I was the one who came second. I was the one who screamed all night and was put on the doorstep; who – discovered drenched by the paddling pool – claimed my absent brother pushed me; who didn’t spill the yoghurt on the fireplace but still got a smack for it, who didn’t nick the Spangle from mum’s bedside table; who did burn plastic bags nailed to a shelf in the garage, who did pee in the bedroom sink. I was the one who “wasn’t a proper girl” but who knitted, crochet’ed, embroidered, sewed and macrame’ed my way through primary school; whose clever friend could tie her own tie but couldn’t skip properly; who stole peas through the neighbours fence; who danced oblivious to everything but Mozart yet lasted only ballet lesson.  I was the one who tried on friends and found them lacking. I was the one who longed to belong but was always too shy, too brash, too frumpy, too ugly, too keen. I was the one with the metal mickey.  I was the one they tried to bully (but a temper makes a fine defence). I was the one who skiied off alone into the dank mist, who ran and ran to get away from them, who swam so hard they’d be left in my wake.  I was the one who played too rough, laughed too loud, drank too much, smoked too many, loved too easily, stayed too late. I was the one who lost my way, my purpose, my goals, myself.

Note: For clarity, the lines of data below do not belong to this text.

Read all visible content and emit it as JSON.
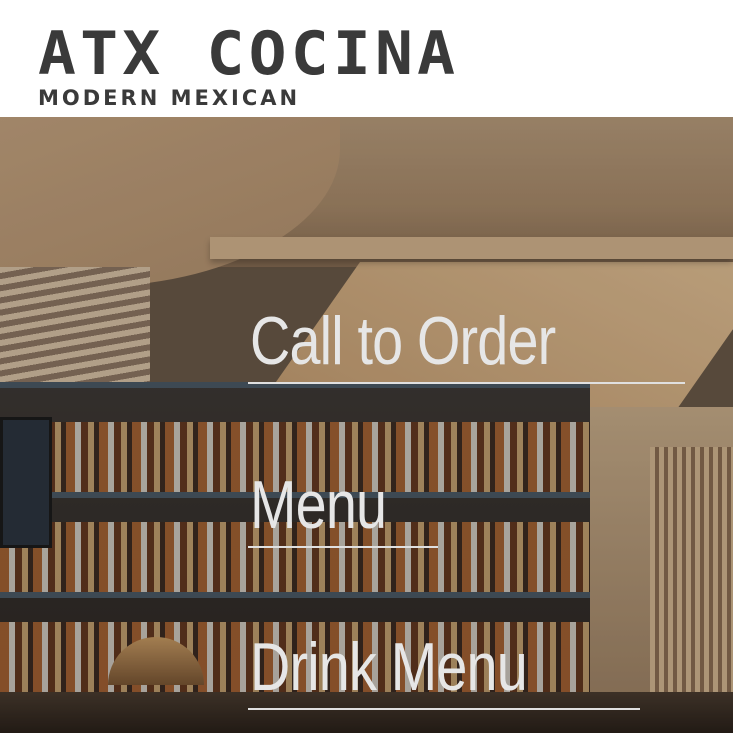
{
  "logo": {
    "name": "ATX COCINA",
    "tagline": "MODERN MEXICAN"
  },
  "nav": {
    "items": [
      {
        "label": "Call to Order"
      },
      {
        "label": "Menu"
      },
      {
        "label": "Drink Menu"
      }
    ]
  },
  "colors": {
    "logo": "#3a3a3a",
    "link_text": "#e6e6e6",
    "underline": "#e0e0e0",
    "header_bg": "#ffffff"
  }
}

I am the one who picked you, with your crazy hair and chequered past.  We were the ones who partied hard, who travelled wide, who settled down.  I am the one whom you gave a son whose every move I watch with swelling pride.  We are the ones who groped our way blindly.  I am the one that held you close when your father died, that clutched your hand on a hospital bed, that scolded you for worrying while cold fear balled in my stomach; yet I am the one who pushes you away from my troubles. I am the one who looks through your eyes to see me for the fraud I am; who reads your mind and finds I am wanting. I am the one whom you gave a daughter. I am the one who strokes her brow, her palm, her fingers and who cries with joy. I am the carer, the cook, the teacher, the artist, the swimming instructor, the cleaner, the decorator, the writer, the gardener, the dreamer, the traveller, the singer, the musician, the disciplinarian, the poet, the sportsman and the raging harpie.  I am your wife. I am your mother. I am your pal. I am exhausted but I love you all.  And I am excited about tomorrow.